请求示例, 查询index名为my_index、type名为my_type下所有的数据

from、size: 用于分页,从第0条开始,取10条数据

sort: 排序的条件

aggs: 聚合分析的条件,与aggregations等价

bool: 用于组合多个查询条件,后面的内容会讲解

4000
[code]curl -XPOST localhost:9200/my_index/my_type/_search?pretty=true -d '
{
"query": {
"bool": {
"must": [
{
"match_all": { }
}
],
"must_not": [ ],
"should": [ ]
}
},
"from": 0,
"size": 10,
"sort": [ ],
"aggs": { }
}
'


返回结果:

took: 本次请求处理耗费的时间(单位:ms)

time_out: 请求处理是否超时。tip:如果查询超时,将返回已获取的结果,而不是终止查询

_shards:本次请求涉及的分片信息,共5个分片处理,成功5个,失败0个

hits:查询结果信息

hits.total: 满足查询条件总的记录数

hits.max_score: 最大评分(相关性),因为本次没有查询条件,所以没有相关性评分,每条记录的评分均为1分(_score=1)

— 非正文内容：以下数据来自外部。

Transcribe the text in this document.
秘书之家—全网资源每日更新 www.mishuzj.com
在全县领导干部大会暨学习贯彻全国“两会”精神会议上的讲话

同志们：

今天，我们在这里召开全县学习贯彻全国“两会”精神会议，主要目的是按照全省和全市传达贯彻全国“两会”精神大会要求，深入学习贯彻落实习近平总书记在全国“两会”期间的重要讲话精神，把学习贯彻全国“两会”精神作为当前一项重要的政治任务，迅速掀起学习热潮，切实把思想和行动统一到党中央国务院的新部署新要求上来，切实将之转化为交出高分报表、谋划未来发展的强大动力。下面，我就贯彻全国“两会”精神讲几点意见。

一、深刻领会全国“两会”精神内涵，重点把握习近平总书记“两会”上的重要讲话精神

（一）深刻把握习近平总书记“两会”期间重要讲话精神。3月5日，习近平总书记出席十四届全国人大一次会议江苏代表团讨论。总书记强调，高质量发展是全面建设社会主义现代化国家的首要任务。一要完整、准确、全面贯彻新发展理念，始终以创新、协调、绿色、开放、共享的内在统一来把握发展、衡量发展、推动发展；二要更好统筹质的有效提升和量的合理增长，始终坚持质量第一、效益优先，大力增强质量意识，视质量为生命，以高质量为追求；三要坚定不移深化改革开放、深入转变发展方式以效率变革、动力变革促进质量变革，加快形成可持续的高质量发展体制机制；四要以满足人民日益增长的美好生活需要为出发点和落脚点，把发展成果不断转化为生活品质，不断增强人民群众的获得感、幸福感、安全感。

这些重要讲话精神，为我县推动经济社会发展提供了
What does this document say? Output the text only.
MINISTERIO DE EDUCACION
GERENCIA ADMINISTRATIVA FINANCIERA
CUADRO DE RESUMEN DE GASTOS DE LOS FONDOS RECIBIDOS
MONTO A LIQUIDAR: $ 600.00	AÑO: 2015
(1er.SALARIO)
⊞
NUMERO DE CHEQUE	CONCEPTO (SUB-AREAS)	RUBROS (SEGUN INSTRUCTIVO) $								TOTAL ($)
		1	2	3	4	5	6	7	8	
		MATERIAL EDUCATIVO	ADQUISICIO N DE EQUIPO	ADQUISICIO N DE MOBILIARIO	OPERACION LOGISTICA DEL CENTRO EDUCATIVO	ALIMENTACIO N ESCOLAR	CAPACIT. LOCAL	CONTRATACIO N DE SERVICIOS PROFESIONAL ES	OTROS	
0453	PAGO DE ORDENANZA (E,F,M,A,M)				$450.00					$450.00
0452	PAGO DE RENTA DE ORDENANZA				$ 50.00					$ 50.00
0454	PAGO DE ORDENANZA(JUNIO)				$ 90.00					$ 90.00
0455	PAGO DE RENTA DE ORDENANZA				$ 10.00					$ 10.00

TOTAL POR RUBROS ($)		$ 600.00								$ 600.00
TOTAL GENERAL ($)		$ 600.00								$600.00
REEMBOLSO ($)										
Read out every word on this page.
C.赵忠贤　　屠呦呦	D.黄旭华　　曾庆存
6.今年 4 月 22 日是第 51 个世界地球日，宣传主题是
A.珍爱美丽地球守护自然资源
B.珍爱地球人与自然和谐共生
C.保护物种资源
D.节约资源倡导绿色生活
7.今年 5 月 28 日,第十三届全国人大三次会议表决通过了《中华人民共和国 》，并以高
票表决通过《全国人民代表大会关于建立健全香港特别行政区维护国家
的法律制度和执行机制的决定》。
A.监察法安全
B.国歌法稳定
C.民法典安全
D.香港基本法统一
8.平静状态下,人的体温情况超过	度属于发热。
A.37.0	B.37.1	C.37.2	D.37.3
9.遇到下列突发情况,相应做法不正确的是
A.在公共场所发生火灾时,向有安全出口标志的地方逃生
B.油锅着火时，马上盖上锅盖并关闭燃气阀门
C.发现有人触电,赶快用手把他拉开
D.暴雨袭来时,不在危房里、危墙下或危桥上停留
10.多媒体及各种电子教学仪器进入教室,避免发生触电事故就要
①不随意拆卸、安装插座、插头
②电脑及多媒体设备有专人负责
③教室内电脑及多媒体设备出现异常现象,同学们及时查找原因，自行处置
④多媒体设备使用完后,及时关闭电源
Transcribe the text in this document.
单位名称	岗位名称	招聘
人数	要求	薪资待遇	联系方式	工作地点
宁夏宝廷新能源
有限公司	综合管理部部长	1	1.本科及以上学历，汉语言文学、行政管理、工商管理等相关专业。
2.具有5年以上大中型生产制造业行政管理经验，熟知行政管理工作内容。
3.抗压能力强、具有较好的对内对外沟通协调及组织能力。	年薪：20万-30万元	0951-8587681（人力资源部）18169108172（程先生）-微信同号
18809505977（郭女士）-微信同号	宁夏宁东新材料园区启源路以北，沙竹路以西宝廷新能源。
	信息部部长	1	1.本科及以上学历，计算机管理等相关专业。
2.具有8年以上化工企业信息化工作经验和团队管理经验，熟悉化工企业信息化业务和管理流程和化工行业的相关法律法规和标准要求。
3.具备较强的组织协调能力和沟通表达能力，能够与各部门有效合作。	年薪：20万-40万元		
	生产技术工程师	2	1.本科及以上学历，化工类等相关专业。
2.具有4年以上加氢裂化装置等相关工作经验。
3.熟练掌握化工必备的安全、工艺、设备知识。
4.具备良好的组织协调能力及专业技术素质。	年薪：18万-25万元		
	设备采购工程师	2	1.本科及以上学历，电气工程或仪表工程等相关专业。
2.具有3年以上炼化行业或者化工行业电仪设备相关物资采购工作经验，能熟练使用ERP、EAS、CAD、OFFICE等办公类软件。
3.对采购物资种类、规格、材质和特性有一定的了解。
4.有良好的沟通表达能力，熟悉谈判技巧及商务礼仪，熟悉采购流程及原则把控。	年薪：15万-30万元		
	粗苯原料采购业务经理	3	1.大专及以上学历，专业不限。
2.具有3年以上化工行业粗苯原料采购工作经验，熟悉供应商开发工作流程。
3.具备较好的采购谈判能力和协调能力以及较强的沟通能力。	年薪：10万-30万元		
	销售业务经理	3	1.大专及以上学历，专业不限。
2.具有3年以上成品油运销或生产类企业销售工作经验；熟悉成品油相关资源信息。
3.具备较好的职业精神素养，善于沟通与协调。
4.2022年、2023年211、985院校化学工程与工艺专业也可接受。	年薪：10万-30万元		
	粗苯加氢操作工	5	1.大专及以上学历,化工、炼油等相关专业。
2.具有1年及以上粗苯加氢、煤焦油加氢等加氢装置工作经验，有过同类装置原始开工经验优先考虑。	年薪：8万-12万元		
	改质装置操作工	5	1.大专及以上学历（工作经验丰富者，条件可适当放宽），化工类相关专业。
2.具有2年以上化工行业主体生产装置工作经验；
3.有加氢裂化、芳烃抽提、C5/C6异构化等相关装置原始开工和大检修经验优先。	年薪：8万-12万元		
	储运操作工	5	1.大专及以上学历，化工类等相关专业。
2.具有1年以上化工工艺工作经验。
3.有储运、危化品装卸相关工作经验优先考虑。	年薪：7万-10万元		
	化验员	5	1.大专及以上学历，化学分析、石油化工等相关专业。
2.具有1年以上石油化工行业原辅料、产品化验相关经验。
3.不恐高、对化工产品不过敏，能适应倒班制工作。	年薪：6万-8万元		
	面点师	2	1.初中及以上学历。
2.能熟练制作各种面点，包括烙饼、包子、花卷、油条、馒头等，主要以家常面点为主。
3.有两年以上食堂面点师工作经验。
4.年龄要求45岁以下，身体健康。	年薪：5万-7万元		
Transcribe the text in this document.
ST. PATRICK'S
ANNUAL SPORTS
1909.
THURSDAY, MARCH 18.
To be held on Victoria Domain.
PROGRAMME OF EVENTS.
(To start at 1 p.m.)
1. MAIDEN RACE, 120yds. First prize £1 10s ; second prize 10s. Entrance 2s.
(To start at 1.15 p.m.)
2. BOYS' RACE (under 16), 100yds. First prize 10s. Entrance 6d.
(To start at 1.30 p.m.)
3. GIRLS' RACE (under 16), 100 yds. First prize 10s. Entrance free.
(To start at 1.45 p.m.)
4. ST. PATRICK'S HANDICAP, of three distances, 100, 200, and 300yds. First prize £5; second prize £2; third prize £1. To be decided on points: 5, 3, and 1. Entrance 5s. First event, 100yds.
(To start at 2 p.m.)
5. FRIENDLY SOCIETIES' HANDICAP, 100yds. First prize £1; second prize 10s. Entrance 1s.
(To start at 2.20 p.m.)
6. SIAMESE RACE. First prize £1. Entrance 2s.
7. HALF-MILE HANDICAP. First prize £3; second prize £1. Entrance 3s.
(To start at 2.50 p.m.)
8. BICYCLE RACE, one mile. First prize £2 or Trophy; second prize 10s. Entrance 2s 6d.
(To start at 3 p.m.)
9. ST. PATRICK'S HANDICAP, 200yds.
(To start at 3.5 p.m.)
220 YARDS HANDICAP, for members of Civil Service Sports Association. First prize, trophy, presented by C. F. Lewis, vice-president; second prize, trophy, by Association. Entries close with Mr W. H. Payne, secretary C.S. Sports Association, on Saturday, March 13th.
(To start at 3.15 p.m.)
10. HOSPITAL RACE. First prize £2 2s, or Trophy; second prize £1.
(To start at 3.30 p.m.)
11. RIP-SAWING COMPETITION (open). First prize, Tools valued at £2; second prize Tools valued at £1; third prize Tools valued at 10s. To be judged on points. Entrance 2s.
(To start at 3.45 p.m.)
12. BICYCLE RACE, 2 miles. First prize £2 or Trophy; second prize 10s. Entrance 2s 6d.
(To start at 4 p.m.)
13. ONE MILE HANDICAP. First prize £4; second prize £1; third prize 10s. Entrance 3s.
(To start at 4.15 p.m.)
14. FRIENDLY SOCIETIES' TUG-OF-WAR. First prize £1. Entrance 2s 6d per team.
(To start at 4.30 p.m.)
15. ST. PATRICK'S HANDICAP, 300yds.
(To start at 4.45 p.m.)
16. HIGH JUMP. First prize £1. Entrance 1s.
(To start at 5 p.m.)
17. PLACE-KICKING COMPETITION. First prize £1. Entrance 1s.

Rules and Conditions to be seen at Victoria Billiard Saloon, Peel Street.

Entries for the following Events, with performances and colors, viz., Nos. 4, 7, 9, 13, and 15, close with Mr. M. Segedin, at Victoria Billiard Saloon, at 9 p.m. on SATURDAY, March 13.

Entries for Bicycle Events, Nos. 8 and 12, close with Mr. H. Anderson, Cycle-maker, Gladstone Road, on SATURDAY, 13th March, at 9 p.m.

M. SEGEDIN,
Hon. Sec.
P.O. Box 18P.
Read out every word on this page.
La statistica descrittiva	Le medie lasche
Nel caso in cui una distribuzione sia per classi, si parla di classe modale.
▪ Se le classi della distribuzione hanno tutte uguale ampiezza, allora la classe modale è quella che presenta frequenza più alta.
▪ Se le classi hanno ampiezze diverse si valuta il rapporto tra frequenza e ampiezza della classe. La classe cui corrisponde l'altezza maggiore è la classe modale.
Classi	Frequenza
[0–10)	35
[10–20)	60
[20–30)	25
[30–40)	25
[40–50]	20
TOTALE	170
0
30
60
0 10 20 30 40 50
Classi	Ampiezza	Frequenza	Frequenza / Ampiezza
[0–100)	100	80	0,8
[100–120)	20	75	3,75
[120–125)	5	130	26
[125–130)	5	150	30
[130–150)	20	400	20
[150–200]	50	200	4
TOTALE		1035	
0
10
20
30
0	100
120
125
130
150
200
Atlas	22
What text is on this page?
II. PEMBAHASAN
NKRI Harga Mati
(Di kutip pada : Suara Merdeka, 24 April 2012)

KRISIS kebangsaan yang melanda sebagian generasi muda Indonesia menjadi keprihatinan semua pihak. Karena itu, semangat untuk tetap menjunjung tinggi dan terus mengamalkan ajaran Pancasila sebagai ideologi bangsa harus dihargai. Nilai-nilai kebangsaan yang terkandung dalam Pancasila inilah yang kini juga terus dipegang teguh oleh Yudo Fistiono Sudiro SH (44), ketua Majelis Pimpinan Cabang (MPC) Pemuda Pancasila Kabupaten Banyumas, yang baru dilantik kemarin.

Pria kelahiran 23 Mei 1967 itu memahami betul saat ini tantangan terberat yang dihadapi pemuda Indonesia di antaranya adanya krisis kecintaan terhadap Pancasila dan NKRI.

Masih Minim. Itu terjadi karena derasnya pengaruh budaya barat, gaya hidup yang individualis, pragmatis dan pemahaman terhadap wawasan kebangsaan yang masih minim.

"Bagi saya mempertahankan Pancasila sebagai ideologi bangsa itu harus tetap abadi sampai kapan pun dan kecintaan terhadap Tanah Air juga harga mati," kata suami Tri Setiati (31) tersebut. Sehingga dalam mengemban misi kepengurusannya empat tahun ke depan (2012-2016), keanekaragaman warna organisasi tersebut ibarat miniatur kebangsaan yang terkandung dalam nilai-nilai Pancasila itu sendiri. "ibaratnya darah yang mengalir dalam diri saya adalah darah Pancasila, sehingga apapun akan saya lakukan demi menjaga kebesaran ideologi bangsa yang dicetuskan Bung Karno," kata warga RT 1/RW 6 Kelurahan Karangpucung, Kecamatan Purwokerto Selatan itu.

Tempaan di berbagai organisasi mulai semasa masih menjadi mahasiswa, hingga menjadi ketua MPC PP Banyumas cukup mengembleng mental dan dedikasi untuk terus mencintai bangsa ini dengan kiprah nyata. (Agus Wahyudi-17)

hits.hits: 本次查询返回的结果, 即从from到min(from+size,hits.total)的结果集

hits.hits._score: 本条记录的相关度评分,因为本次没有查询条件,所以没有相关性评分,每条记录的评分均为1分

hits.hits._source: 每条记录的原数据

{
"took" : 1,
"timed_out" : false,
"_shards" : {
"total" : 5,
"successful" : 5,
"failed" : 0
},
"hits" : {
"total" : 4,
"max_score" : 1.0,
"hits" : [ {
"_index" : "my_index",
"_type" : "my_type",
"_id" : "2",
"_score" : 1.0,
"_source" : {
"title" : "The quick brown fox jumps over the lazy dog",
"age" : "20"
}
}, {
"_index" : "my_index",
"_type" : "my_type",
"_id" : "4",
"_score" : 1.0,
"_source" : {
"title" : "Brown fox brown dog",
"age" : "18"
}
}, {
"_index" : "my_index",
"_type" : "my_type",
"_id" : "1",
"_score" : 1.0,
"_source" : {
"title" : "The quick brown fox",
"age" : "18"
}
}, {
"_index" : "my_index",
"_type" : "my_type",
"_id" : "3",
"_score" : 1.0,
"_source" : {
"title" : "The quick brown fox jumps over the quick dog",
"age" : "19"
}
} ]
}
}


c) java查询代码

Client  client = ConnectionUtil.getLocalClient();
SearchRequestBuilder requestBuilder =
client.prepareSearch("my_index").setTypes("my_type")
.setFrom(0).setSize(10);
Log.debug(requestBuilder);

SearchResponse response = requestBuilder.get();
Log.debug(response);


二. 不同搜索/过滤关键字介绍

term, terms, range, exists, missing

match, match_all, multi_match

高亮搜索、scroll、排序

a) term

主要用于精确匹配,如数值、日期、布尔值或未经分析的字符串(not_analyzed)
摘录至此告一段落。